Que de joies seraient à peu près insignifiantes sans le malin plaisir de faire enrager un envieux.
On commence à partager quand on aime, pour offrir ensuite sa part avec amour.
La pudeur s'atténue avec l'âge, comme la timidité, mais où elle a régné, elle laisse la délicatesse.
Si l'on y pénétrait, certains coeurs ressembleraient à un champ de bataille après l'action.
La parure enlaidit souvent, comme l'excuse aggrave.
Le blanc n'embellit pas l'innocence, l'innocence embellit le blanc.
Toutes les vérités s'entraident: la petite s'appuie sur la grande, la grande protège la petite.
On peut détester sans haine, comme on peut aimer sans tendresse.
Faire ce qu'on veut, ce n'est agréable que si quelqu'un veut vous en empêcher.
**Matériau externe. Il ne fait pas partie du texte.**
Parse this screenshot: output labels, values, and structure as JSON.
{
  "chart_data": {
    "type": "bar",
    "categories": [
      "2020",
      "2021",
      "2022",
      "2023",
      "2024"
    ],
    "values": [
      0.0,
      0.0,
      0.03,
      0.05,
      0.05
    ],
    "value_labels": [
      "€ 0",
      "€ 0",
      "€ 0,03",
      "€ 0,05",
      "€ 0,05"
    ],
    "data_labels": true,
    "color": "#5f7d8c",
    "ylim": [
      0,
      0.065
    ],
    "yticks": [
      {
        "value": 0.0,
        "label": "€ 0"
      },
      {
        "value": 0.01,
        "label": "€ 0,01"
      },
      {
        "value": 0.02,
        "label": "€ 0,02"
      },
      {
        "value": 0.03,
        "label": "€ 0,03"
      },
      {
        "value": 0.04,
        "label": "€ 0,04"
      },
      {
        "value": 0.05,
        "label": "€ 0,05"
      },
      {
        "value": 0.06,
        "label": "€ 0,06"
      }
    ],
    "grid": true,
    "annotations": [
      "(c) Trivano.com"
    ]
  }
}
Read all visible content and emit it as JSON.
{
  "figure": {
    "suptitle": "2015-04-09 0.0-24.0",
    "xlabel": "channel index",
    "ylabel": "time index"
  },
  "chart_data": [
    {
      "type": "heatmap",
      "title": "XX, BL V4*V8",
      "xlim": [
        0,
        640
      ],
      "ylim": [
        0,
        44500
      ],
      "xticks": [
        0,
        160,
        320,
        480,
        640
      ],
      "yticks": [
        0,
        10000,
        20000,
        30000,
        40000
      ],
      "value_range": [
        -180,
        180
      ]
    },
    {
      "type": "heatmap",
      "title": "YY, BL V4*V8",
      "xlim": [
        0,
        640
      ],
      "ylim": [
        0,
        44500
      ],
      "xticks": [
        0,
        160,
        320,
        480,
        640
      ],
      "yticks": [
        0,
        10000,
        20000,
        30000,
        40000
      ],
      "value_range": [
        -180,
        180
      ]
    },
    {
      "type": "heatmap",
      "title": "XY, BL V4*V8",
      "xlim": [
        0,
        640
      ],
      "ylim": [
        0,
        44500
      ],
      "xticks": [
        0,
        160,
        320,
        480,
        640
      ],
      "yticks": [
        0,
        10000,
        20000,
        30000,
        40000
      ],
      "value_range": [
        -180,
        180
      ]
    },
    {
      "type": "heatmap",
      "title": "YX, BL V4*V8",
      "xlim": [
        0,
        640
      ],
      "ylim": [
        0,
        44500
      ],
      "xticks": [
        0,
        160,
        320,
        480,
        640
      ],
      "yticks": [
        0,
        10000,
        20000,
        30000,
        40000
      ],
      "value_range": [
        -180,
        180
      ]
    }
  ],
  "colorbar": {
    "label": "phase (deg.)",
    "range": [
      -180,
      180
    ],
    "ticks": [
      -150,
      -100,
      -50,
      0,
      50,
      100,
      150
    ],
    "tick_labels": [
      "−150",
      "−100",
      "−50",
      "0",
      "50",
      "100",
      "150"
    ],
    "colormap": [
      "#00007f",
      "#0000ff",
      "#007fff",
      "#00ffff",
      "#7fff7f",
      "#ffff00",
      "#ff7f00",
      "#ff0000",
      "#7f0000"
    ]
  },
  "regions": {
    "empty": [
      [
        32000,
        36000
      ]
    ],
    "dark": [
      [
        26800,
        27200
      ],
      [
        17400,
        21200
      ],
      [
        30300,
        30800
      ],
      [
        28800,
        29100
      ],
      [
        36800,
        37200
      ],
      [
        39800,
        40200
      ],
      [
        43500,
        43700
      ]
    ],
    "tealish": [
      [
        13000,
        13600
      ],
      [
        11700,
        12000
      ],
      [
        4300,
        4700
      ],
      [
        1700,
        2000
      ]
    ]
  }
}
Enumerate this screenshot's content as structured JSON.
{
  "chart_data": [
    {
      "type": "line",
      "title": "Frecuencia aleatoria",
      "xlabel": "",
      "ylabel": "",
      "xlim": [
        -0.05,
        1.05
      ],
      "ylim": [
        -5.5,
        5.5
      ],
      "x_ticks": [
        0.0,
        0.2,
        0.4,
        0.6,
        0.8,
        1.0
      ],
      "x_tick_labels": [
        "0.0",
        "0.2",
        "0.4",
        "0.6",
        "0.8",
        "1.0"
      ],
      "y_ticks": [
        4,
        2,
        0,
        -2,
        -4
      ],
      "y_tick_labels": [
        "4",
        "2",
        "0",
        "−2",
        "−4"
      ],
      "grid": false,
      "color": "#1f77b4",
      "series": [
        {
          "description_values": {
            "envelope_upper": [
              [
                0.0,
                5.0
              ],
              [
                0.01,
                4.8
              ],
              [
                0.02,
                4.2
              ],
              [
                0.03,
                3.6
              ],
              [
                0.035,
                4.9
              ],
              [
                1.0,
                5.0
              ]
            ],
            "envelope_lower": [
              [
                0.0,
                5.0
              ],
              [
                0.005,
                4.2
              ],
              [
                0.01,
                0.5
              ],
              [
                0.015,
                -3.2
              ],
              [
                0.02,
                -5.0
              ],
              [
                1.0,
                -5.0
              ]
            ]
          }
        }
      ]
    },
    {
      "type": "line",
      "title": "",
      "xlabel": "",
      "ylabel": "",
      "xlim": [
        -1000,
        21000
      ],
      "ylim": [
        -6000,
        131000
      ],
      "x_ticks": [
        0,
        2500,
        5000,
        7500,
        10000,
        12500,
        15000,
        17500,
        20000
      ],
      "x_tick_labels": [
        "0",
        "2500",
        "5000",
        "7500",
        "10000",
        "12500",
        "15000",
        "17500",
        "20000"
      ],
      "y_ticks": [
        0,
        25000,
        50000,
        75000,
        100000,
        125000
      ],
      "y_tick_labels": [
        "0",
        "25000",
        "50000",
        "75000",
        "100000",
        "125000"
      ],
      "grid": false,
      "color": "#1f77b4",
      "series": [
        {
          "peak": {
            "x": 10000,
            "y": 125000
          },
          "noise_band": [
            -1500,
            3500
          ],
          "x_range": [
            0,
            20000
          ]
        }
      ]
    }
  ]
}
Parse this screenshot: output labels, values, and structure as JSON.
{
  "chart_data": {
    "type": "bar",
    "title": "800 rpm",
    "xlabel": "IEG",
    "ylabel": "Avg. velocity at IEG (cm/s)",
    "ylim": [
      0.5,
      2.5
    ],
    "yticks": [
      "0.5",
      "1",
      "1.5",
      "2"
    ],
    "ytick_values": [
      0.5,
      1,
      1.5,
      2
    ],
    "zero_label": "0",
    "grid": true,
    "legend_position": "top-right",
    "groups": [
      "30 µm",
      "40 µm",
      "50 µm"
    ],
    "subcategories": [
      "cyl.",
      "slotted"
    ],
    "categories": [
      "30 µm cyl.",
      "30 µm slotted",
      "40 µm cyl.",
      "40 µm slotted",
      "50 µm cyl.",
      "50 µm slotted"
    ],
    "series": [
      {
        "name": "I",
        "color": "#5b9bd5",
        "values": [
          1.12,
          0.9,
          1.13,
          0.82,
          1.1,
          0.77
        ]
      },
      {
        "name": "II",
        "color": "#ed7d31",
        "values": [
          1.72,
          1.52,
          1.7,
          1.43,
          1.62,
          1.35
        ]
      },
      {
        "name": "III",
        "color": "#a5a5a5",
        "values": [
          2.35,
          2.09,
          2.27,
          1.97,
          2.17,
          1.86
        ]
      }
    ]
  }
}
C'est savoir aimer que de savoir dire la vérité.
On ne se connaît vraiment pas, avant d'avoir fait un bridge ensemble.
Trop de respect en amour, c'est de l'amour frigorifique.
Crois avec amour, aime avec délice, accepte avec pudeur.
On n'a souvent pas de raison pour aimer; ayons-en pour croire!
Avoir de l'ordre et l'apprendre aux hommes, c'est les aimer.
Avec un certain idéal, on est poète; avec trop d'idéal, on est fou.
L'amitié n'est pas un soleil, c'est une jolie lune qui éclaire surtout le soir de la vie.
L'homme qui aime a le coeur plein d'étincelles, celui qui espère a le coeur plein de parfums.
On ne juge ni dans l'amour ni dans la haine.
L'amour sait mieux offrir, l'amitié mieux donner.
L'amour ne jure que pour mentir.
Ne jongle pas avec le bonheur, il se brise.
L'amitié utilitaire ressemble à l'amour vénal.
Un premier livre est l'enfant de notre coeur, un second est l'enfant de notre esprit, un troisième est l'enfant de notre science.